See [docs/features.md](docs/features.md) for the full feature list.
---
## Features
**Synthesis**
- TB-303-style bass synth - saw/square/supersaw with detuned unison, 4-pole Moog ladder filter (LP/HP/BP), sub-oscillator, FM pair, waveshaper, overdrive, per-step accent and slide
- 808-style drum machine - kick with pitch envelope, snare, two hihats, toms
- 909-style drum machine - kick, snare, two hihats, clap, rim
- AN1X-style virtual analog voice - dual oscillator, hard sync, ring mod, two independent ADSRs, two per-voice LFOs, pitch envelope, free EG (8-step drawable envelope)
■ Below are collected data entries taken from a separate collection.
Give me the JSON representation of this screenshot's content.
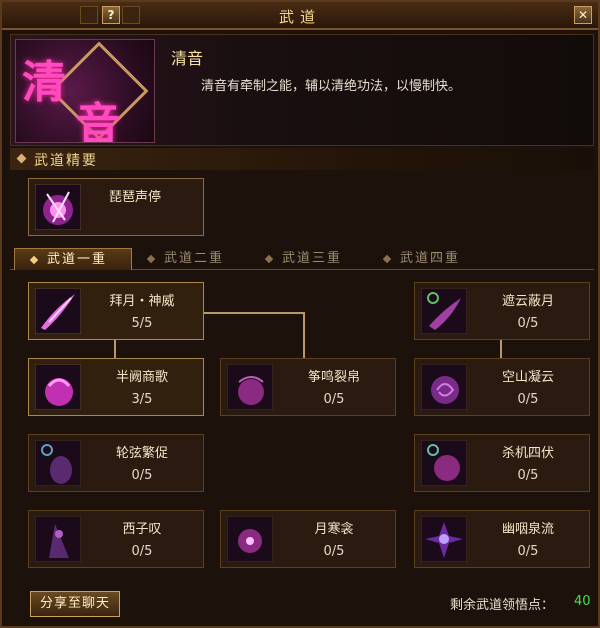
{
  "window": {
    "title": "武道",
    "help_label": "?",
    "close_label": "✕"
  },
  "header": {
    "emblem_chars": [
      "清",
      "音"
    ],
    "school_name": "清音",
    "description": "清音有牵制之能，辅以清绝功法，以慢制快。"
  },
  "section": {
    "title": "武道精要",
    "summary_skill": "琵琶声停"
  },
  "tabs": [
    {
      "label": "武道一重",
      "active": true
    },
    {
      "label": "武道二重",
      "active": false
    },
    {
      "label": "武道三重",
      "active": false
    },
    {
      "label": "武道四重",
      "active": false
    }
  ],
  "skills": [
    {
      "name": "拜月・神威",
      "level": "5/5",
      "icon": "crescent-slash-icon",
      "color": "#d040c0"
    },
    {
      "name": "遮云蔽月",
      "level": "0/5",
      "icon": "cloud-moon-icon",
      "color": "#a03090"
    },
    {
      "name": "半阙商歌",
      "level": "3/5",
      "icon": "magic-hand-icon",
      "color": "#c030b0"
    },
    {
      "name": "筝鸣裂帛",
      "level": "0/5",
      "icon": "zither-hand-icon",
      "color": "#8a2a80"
    },
    {
      "name": "空山凝云",
      "level": "0/5",
      "icon": "swirl-hand-icon",
      "color": "#8a2a90"
    },
    {
      "name": "轮弦繁促",
      "level": "0/5",
      "icon": "moon-figure-icon",
      "color": "#5a2a70"
    },
    {
      "name": "杀机四伏",
      "level": "0/5",
      "icon": "moon-orb-icon",
      "color": "#8a2a80"
    },
    {
      "name": "西子叹",
      "level": "0/5",
      "icon": "veiled-figure-icon",
      "color": "#5a2a70"
    },
    {
      "name": "月寒衾",
      "level": "0/5",
      "icon": "sparkle-orb-icon",
      "color": "#8a2a80"
    },
    {
      "name": "幽咽泉流",
      "level": "0/5",
      "icon": "spirit-burst-icon",
      "color": "#6a2aa0"
    }
  ],
  "footer": {
    "share_label": "分享至聊天",
    "points_label": "剩余武道领悟点：",
    "points_value": "40"
  }
}
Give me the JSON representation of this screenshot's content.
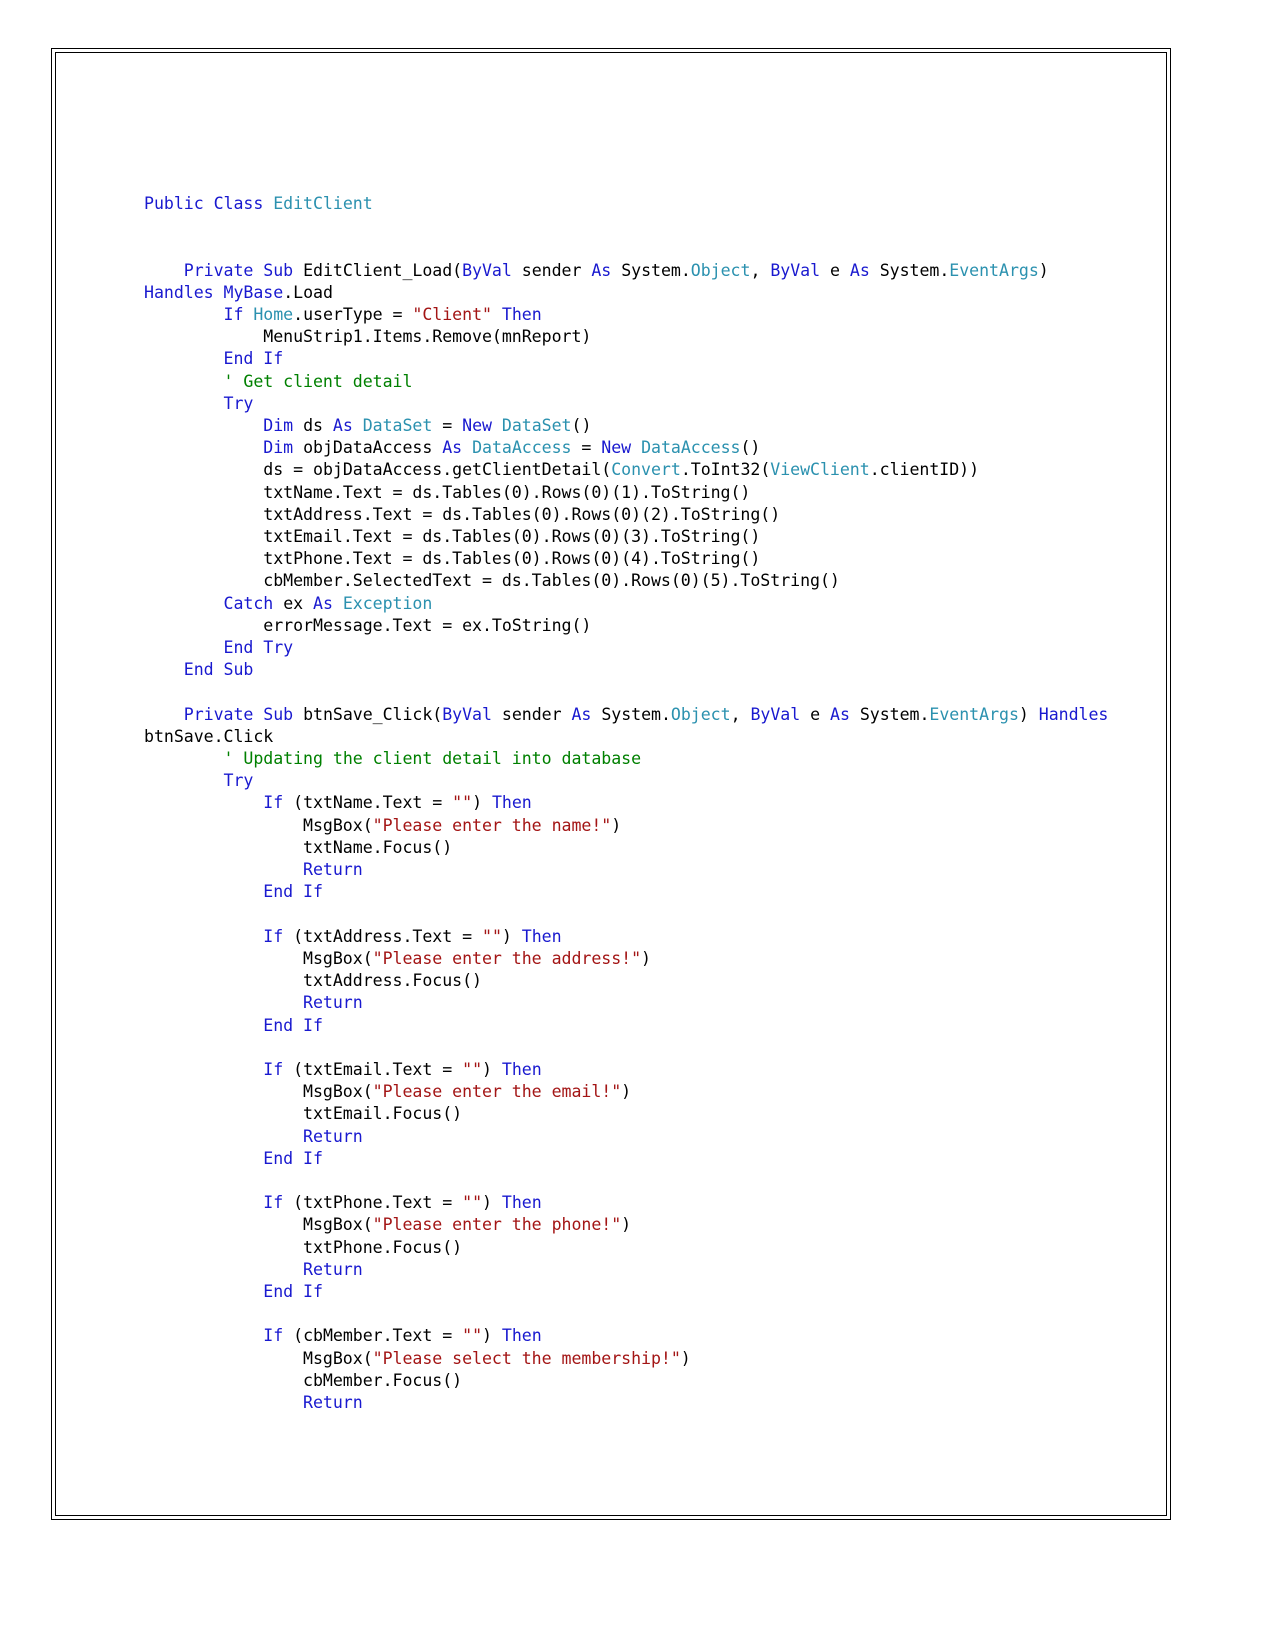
{
  "document": {
    "kind": "source-code-listing",
    "language": "VB.NET",
    "class_name": "EditClient",
    "colors": {
      "keyword": "#1919cf",
      "type": "#2b91af",
      "string": "#a31515",
      "comment": "#008000",
      "plain": "#000000",
      "page_border": "#000000",
      "background": "#ffffff"
    }
  },
  "code": {
    "lines": [
      [
        {
          "t": "kw",
          "v": "Public Class "
        },
        {
          "t": "typ",
          "v": "EditClient"
        }
      ],
      [],
      [],
      [
        {
          "t": "pln",
          "v": "    "
        },
        {
          "t": "kw",
          "v": "Private Sub "
        },
        {
          "t": "pln",
          "v": "EditClient_Load("
        },
        {
          "t": "kw",
          "v": "ByVal "
        },
        {
          "t": "pln",
          "v": "sender "
        },
        {
          "t": "kw",
          "v": "As "
        },
        {
          "t": "pln",
          "v": "System."
        },
        {
          "t": "typ",
          "v": "Object"
        },
        {
          "t": "pln",
          "v": ", "
        },
        {
          "t": "kw",
          "v": "ByVal "
        },
        {
          "t": "pln",
          "v": "e "
        },
        {
          "t": "kw",
          "v": "As "
        },
        {
          "t": "pln",
          "v": "System."
        },
        {
          "t": "typ",
          "v": "EventArgs"
        },
        {
          "t": "pln",
          "v": ") "
        },
        {
          "t": "kw",
          "v": "Handles "
        },
        {
          "t": "kw",
          "v": "MyBase"
        },
        {
          "t": "pln",
          "v": ".Load"
        }
      ],
      [
        {
          "t": "pln",
          "v": "        "
        },
        {
          "t": "kw",
          "v": "If "
        },
        {
          "t": "typ",
          "v": "Home"
        },
        {
          "t": "pln",
          "v": ".userType = "
        },
        {
          "t": "str",
          "v": "\"Client\""
        },
        {
          "t": "pln",
          "v": " "
        },
        {
          "t": "kw",
          "v": "Then"
        }
      ],
      [
        {
          "t": "pln",
          "v": "            MenuStrip1.Items.Remove(mnReport)"
        }
      ],
      [
        {
          "t": "pln",
          "v": "        "
        },
        {
          "t": "kw",
          "v": "End If"
        }
      ],
      [
        {
          "t": "pln",
          "v": "        "
        },
        {
          "t": "cmt",
          "v": "' Get client detail"
        }
      ],
      [
        {
          "t": "pln",
          "v": "        "
        },
        {
          "t": "kw",
          "v": "Try"
        }
      ],
      [
        {
          "t": "pln",
          "v": "            "
        },
        {
          "t": "kw",
          "v": "Dim "
        },
        {
          "t": "pln",
          "v": "ds "
        },
        {
          "t": "kw",
          "v": "As "
        },
        {
          "t": "typ",
          "v": "DataSet"
        },
        {
          "t": "pln",
          "v": " = "
        },
        {
          "t": "kw",
          "v": "New "
        },
        {
          "t": "typ",
          "v": "DataSet"
        },
        {
          "t": "pln",
          "v": "()"
        }
      ],
      [
        {
          "t": "pln",
          "v": "            "
        },
        {
          "t": "kw",
          "v": "Dim "
        },
        {
          "t": "pln",
          "v": "objDataAccess "
        },
        {
          "t": "kw",
          "v": "As "
        },
        {
          "t": "typ",
          "v": "DataAccess"
        },
        {
          "t": "pln",
          "v": " = "
        },
        {
          "t": "kw",
          "v": "New "
        },
        {
          "t": "typ",
          "v": "DataAccess"
        },
        {
          "t": "pln",
          "v": "()"
        }
      ],
      [
        {
          "t": "pln",
          "v": "            ds = objDataAccess.getClientDetail("
        },
        {
          "t": "typ",
          "v": "Convert"
        },
        {
          "t": "pln",
          "v": ".ToInt32("
        },
        {
          "t": "typ",
          "v": "ViewClient"
        },
        {
          "t": "pln",
          "v": ".clientID))"
        }
      ],
      [
        {
          "t": "pln",
          "v": "            txtName.Text = ds.Tables(0).Rows(0)(1).ToString()"
        }
      ],
      [
        {
          "t": "pln",
          "v": "            txtAddress.Text = ds.Tables(0).Rows(0)(2).ToString()"
        }
      ],
      [
        {
          "t": "pln",
          "v": "            txtEmail.Text = ds.Tables(0).Rows(0)(3).ToString()"
        }
      ],
      [
        {
          "t": "pln",
          "v": "            txtPhone.Text = ds.Tables(0).Rows(0)(4).ToString()"
        }
      ],
      [
        {
          "t": "pln",
          "v": "            cbMember.SelectedText = ds.Tables(0).Rows(0)(5).ToString()"
        }
      ],
      [
        {
          "t": "pln",
          "v": "        "
        },
        {
          "t": "kw",
          "v": "Catch "
        },
        {
          "t": "pln",
          "v": "ex "
        },
        {
          "t": "kw",
          "v": "As "
        },
        {
          "t": "typ",
          "v": "Exception"
        }
      ],
      [
        {
          "t": "pln",
          "v": "            errorMessage.Text = ex.ToString()"
        }
      ],
      [
        {
          "t": "pln",
          "v": "        "
        },
        {
          "t": "kw",
          "v": "End Try"
        }
      ],
      [
        {
          "t": "pln",
          "v": "    "
        },
        {
          "t": "kw",
          "v": "End Sub"
        }
      ],
      [],
      [
        {
          "t": "pln",
          "v": "    "
        },
        {
          "t": "kw",
          "v": "Private Sub "
        },
        {
          "t": "pln",
          "v": "btnSave_Click("
        },
        {
          "t": "kw",
          "v": "ByVal "
        },
        {
          "t": "pln",
          "v": "sender "
        },
        {
          "t": "kw",
          "v": "As "
        },
        {
          "t": "pln",
          "v": "System."
        },
        {
          "t": "typ",
          "v": "Object"
        },
        {
          "t": "pln",
          "v": ", "
        },
        {
          "t": "kw",
          "v": "ByVal "
        },
        {
          "t": "pln",
          "v": "e "
        },
        {
          "t": "kw",
          "v": "As "
        },
        {
          "t": "pln",
          "v": "System."
        },
        {
          "t": "typ",
          "v": "EventArgs"
        },
        {
          "t": "pln",
          "v": ") "
        },
        {
          "t": "kw",
          "v": "Handles "
        },
        {
          "t": "pln",
          "v": "btnSave.Click"
        }
      ],
      [
        {
          "t": "pln",
          "v": "        "
        },
        {
          "t": "cmt",
          "v": "' Updating the client detail into database"
        }
      ],
      [
        {
          "t": "pln",
          "v": "        "
        },
        {
          "t": "kw",
          "v": "Try"
        }
      ],
      [
        {
          "t": "pln",
          "v": "            "
        },
        {
          "t": "kw",
          "v": "If "
        },
        {
          "t": "pln",
          "v": "(txtName.Text = "
        },
        {
          "t": "str",
          "v": "\"\""
        },
        {
          "t": "pln",
          "v": ") "
        },
        {
          "t": "kw",
          "v": "Then"
        }
      ],
      [
        {
          "t": "pln",
          "v": "                MsgBox("
        },
        {
          "t": "str",
          "v": "\"Please enter the name!\""
        },
        {
          "t": "pln",
          "v": ")"
        }
      ],
      [
        {
          "t": "pln",
          "v": "                txtName.Focus()"
        }
      ],
      [
        {
          "t": "pln",
          "v": "                "
        },
        {
          "t": "kw",
          "v": "Return"
        }
      ],
      [
        {
          "t": "pln",
          "v": "            "
        },
        {
          "t": "kw",
          "v": "End If"
        }
      ],
      [],
      [
        {
          "t": "pln",
          "v": "            "
        },
        {
          "t": "kw",
          "v": "If "
        },
        {
          "t": "pln",
          "v": "(txtAddress.Text = "
        },
        {
          "t": "str",
          "v": "\"\""
        },
        {
          "t": "pln",
          "v": ") "
        },
        {
          "t": "kw",
          "v": "Then"
        }
      ],
      [
        {
          "t": "pln",
          "v": "                MsgBox("
        },
        {
          "t": "str",
          "v": "\"Please enter the address!\""
        },
        {
          "t": "pln",
          "v": ")"
        }
      ],
      [
        {
          "t": "pln",
          "v": "                txtAddress.Focus()"
        }
      ],
      [
        {
          "t": "pln",
          "v": "                "
        },
        {
          "t": "kw",
          "v": "Return"
        }
      ],
      [
        {
          "t": "pln",
          "v": "            "
        },
        {
          "t": "kw",
          "v": "End If"
        }
      ],
      [],
      [
        {
          "t": "pln",
          "v": "            "
        },
        {
          "t": "kw",
          "v": "If "
        },
        {
          "t": "pln",
          "v": "(txtEmail.Text = "
        },
        {
          "t": "str",
          "v": "\"\""
        },
        {
          "t": "pln",
          "v": ") "
        },
        {
          "t": "kw",
          "v": "Then"
        }
      ],
      [
        {
          "t": "pln",
          "v": "                MsgBox("
        },
        {
          "t": "str",
          "v": "\"Please enter the email!\""
        },
        {
          "t": "pln",
          "v": ")"
        }
      ],
      [
        {
          "t": "pln",
          "v": "                txtEmail.Focus()"
        }
      ],
      [
        {
          "t": "pln",
          "v": "                "
        },
        {
          "t": "kw",
          "v": "Return"
        }
      ],
      [
        {
          "t": "pln",
          "v": "            "
        },
        {
          "t": "kw",
          "v": "End If"
        }
      ],
      [],
      [
        {
          "t": "pln",
          "v": "            "
        },
        {
          "t": "kw",
          "v": "If "
        },
        {
          "t": "pln",
          "v": "(txtPhone.Text = "
        },
        {
          "t": "str",
          "v": "\"\""
        },
        {
          "t": "pln",
          "v": ") "
        },
        {
          "t": "kw",
          "v": "Then"
        }
      ],
      [
        {
          "t": "pln",
          "v": "                MsgBox("
        },
        {
          "t": "str",
          "v": "\"Please enter the phone!\""
        },
        {
          "t": "pln",
          "v": ")"
        }
      ],
      [
        {
          "t": "pln",
          "v": "                txtPhone.Focus()"
        }
      ],
      [
        {
          "t": "pln",
          "v": "                "
        },
        {
          "t": "kw",
          "v": "Return"
        }
      ],
      [
        {
          "t": "pln",
          "v": "            "
        },
        {
          "t": "kw",
          "v": "End If"
        }
      ],
      [],
      [
        {
          "t": "pln",
          "v": "            "
        },
        {
          "t": "kw",
          "v": "If "
        },
        {
          "t": "pln",
          "v": "(cbMember.Text = "
        },
        {
          "t": "str",
          "v": "\"\""
        },
        {
          "t": "pln",
          "v": ") "
        },
        {
          "t": "kw",
          "v": "Then"
        }
      ],
      [
        {
          "t": "pln",
          "v": "                MsgBox("
        },
        {
          "t": "str",
          "v": "\"Please select the membership!\""
        },
        {
          "t": "pln",
          "v": ")"
        }
      ],
      [
        {
          "t": "pln",
          "v": "                cbMember.Focus()"
        }
      ],
      [
        {
          "t": "pln",
          "v": "                "
        },
        {
          "t": "kw",
          "v": "Return"
        }
      ]
    ]
  }
}
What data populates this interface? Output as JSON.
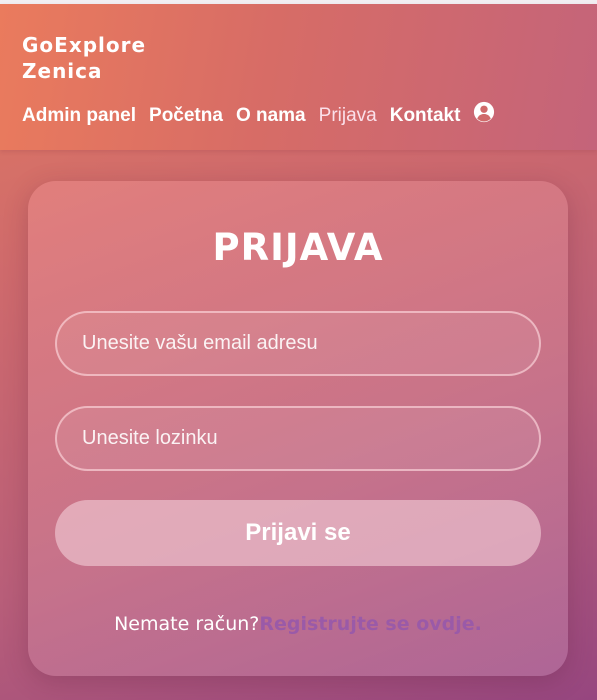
{
  "header": {
    "brand_line1": "GoExplore",
    "brand_line2": "Zenica",
    "nav": {
      "admin": "Admin panel",
      "home": "Početna",
      "about": "O nama",
      "login": "Prijava",
      "contact": "Kontakt"
    },
    "user_icon": "user-circle-icon"
  },
  "login_form": {
    "title": "PRIJAVA",
    "email_placeholder": "Unesite vašu email adresu",
    "password_placeholder": "Unesite lozinku",
    "submit_label": "Prijavi se",
    "register_prompt": "Nemate račun?",
    "register_link": "Registrujte se ovdje."
  },
  "colors": {
    "header_bg": "#e07a60",
    "active_nav": "#fbe0ea",
    "register_link": "#9a5aa8"
  }
}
- Hoover lead synth - supersaw into aggressive highpass sweep
- Standalone noise voice - white/pink/brown with AR envelope, filter LFO, sample-and-hold modulation
- Granular texture voice - overlapping micro-grains from loaded WAV with density, size, position jitter, pitch scatter
- Amen break sampler voice - loop-playback with pitch control
**Sequencer**
- 1 to 64 steps per pattern (default 32), independently configurable per voice (polyrhythm)
- Per-step velocity, probability, ratchet (1-4x), accent, slide
- Euclidean rhythm generator; swing; time signature selector (4/4, 3/4, 5/4, 6/8, 7/8, ...)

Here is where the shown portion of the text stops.